Here I am in Terminal 5 at Heathrow. I was here yesterday afternoon and evening too, thinking (foolishly) that I had beaten the curse of BA by having no bags to check in. I am trying to fly to Budapest.
Everything went well yesterday until about an hour before boarding, when a delay was signalled. OK, not too serious, and a gate allocation duly appeared, and we all duly appeared at the gate. To wait. And wait. About 50 minutes after the new departure time, with no boarding and no announcements, the sign went blank and then blinked "Gate Closed". The five members of BA staff at the gate clearly did not have the full picture of what was happening. Terminal 5 is not short of BA staff, as I found out on my depressing journey back through the arrivals area after (finally) the cancellation of the flight was announced. They pretty much lined our route, handing out bottles of water (a la London marathon drink-stations) and leaflets telling us that BA were unable to arrange any hotel accommodation. The reason for not being able to set people up with hotels was basically that London is full of people watching Wimbledon (that's what it said!). The silver lining in this cloud was the BA staff member on the customer service desk, who was polite, empathic and able to book me on to flights the next day. I've been up-graded, too, which means instead of paying £1 for 10 minutes to surf the net outside the omnipresent Starbucks, I am in the BA private lounge watching the departures board - which is now showing my re-booked flight as delayed!

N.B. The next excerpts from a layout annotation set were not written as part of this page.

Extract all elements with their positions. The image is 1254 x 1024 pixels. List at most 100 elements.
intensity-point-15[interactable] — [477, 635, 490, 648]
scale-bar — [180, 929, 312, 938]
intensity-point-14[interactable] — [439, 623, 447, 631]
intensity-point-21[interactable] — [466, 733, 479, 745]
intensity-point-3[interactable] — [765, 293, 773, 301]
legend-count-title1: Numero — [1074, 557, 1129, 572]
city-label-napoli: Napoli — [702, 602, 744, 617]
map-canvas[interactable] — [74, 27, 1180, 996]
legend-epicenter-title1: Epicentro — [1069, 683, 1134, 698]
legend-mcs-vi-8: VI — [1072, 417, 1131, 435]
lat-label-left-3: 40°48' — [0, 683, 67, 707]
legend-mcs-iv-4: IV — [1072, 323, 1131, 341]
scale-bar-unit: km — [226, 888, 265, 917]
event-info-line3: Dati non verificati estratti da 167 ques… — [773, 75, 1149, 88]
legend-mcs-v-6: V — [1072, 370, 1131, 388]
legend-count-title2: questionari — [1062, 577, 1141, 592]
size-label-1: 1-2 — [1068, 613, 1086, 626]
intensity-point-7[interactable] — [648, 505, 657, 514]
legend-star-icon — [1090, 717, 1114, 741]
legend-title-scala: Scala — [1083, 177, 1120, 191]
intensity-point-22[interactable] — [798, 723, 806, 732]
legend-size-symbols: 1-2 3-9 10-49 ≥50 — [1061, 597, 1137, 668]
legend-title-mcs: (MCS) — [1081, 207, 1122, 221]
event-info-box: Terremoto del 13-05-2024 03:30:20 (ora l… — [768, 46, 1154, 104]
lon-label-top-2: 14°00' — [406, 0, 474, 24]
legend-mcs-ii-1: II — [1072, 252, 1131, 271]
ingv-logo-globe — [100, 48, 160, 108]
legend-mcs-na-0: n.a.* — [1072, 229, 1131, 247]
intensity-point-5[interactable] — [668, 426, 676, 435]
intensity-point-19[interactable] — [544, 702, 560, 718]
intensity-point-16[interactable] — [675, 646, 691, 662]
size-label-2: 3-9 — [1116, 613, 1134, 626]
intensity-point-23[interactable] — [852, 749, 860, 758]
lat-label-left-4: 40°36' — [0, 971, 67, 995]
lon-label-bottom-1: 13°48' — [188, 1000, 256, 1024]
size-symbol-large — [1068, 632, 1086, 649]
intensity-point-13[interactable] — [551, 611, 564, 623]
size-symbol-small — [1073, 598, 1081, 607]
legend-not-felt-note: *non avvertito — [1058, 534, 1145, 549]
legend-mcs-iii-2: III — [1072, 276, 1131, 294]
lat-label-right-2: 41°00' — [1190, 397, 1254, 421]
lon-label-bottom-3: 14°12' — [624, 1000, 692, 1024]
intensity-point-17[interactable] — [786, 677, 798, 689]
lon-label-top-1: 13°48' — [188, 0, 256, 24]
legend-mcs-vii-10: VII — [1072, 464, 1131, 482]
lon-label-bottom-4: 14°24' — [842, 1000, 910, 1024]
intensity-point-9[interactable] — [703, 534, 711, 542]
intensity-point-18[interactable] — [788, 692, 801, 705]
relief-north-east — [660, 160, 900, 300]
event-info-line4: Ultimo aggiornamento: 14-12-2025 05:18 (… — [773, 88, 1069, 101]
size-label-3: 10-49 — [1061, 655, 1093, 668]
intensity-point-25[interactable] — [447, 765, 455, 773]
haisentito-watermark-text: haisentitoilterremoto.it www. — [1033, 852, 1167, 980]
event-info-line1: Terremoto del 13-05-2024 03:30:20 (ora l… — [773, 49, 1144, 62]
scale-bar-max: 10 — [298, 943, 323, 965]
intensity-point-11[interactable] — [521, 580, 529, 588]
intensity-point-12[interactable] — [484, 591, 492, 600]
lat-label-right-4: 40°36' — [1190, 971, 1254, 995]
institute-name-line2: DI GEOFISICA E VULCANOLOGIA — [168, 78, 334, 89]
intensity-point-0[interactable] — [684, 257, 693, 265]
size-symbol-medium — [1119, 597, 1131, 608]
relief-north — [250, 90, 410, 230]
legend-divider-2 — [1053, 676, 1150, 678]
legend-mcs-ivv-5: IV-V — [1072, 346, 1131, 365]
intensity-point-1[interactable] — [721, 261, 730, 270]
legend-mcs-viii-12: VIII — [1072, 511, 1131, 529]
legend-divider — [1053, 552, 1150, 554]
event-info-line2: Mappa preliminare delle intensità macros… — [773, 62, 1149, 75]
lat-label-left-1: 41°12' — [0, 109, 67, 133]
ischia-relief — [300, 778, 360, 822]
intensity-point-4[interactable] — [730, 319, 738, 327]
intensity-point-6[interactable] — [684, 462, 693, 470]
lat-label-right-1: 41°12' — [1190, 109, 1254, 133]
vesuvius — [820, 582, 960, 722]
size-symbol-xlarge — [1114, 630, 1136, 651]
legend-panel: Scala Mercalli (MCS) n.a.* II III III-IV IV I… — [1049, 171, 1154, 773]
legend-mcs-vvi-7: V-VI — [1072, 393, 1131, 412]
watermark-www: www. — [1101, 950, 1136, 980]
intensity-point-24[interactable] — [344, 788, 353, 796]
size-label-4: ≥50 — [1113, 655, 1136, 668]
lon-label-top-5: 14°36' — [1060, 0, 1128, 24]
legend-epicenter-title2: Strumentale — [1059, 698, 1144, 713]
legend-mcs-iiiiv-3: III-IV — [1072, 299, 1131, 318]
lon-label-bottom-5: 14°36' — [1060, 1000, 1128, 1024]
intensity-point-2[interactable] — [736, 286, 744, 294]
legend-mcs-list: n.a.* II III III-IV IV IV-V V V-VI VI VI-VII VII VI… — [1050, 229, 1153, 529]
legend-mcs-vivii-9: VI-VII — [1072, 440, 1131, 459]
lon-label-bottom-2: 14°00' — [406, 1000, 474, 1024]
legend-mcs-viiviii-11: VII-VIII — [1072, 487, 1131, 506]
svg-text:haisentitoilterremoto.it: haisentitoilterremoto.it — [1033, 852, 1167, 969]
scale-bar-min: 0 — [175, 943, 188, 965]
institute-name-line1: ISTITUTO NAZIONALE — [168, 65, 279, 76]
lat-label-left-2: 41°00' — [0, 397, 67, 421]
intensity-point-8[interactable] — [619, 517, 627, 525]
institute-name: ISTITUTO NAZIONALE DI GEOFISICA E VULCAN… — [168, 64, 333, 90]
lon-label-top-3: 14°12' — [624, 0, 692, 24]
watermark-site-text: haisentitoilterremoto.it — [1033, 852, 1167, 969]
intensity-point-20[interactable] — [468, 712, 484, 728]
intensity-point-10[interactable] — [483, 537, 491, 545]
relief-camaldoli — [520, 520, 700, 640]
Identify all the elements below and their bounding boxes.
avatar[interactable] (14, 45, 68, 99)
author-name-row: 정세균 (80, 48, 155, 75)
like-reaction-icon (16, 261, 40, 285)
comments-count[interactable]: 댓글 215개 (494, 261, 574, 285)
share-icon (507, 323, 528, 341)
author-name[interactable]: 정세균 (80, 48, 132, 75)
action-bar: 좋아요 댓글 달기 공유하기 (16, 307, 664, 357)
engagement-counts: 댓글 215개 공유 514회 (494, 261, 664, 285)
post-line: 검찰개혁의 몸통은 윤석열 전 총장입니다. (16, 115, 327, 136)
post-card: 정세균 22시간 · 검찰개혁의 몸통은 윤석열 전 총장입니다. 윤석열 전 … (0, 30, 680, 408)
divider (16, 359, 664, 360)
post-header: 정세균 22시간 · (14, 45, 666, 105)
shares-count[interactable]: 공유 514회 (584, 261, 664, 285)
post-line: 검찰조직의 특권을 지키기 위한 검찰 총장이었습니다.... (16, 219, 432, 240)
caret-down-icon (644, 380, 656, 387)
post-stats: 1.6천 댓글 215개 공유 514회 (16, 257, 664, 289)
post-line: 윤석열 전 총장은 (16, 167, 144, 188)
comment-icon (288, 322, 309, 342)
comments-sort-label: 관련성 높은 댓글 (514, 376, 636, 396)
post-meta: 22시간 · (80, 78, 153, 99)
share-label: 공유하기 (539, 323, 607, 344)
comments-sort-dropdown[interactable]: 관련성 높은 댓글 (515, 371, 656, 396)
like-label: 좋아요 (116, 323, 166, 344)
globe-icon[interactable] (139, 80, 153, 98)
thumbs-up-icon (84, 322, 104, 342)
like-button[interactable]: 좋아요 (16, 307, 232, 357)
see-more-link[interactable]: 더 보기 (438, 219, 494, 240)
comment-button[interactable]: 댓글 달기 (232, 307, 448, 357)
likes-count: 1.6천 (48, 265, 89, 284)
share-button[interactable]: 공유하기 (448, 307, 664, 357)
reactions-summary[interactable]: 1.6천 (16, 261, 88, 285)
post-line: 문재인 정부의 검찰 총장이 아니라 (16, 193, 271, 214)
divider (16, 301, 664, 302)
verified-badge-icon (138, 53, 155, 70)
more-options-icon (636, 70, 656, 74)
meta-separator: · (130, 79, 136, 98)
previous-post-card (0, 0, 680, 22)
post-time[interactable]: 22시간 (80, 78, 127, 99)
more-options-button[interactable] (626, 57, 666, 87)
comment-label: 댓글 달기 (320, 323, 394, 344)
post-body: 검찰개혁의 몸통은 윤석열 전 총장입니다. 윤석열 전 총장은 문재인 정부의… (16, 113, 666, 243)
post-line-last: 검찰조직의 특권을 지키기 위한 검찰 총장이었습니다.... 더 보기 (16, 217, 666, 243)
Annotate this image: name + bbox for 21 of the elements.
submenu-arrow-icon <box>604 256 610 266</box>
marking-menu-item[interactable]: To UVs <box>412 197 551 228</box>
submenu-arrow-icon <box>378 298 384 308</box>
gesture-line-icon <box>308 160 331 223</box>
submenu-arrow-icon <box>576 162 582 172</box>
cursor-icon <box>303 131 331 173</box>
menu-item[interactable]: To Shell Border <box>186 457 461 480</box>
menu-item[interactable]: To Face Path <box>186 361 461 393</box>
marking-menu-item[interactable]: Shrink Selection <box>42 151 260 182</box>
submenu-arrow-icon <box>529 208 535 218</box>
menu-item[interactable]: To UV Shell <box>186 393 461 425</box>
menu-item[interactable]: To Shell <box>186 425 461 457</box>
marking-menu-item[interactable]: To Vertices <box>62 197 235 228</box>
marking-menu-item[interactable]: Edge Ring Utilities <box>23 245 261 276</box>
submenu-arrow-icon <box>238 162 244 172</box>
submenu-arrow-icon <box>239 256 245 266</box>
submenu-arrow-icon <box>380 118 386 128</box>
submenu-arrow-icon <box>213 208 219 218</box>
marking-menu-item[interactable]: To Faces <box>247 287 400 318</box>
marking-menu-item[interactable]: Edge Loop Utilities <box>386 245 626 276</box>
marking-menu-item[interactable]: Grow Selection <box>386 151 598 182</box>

At least I can do some reflection. And reading (I'm reading "Mind & Nature: a necessary unity" by Gregory Bateson, which will be worth several Blog postings in its own right. And surfing, of course - I'm now fully up to date with all my Scrabulous matches and I've seen my book jump in the Lulu rankings from 99,326 to 44, 885 (a seismic move that even Henley would envy). Not bad what 8 copies sold can do for an author.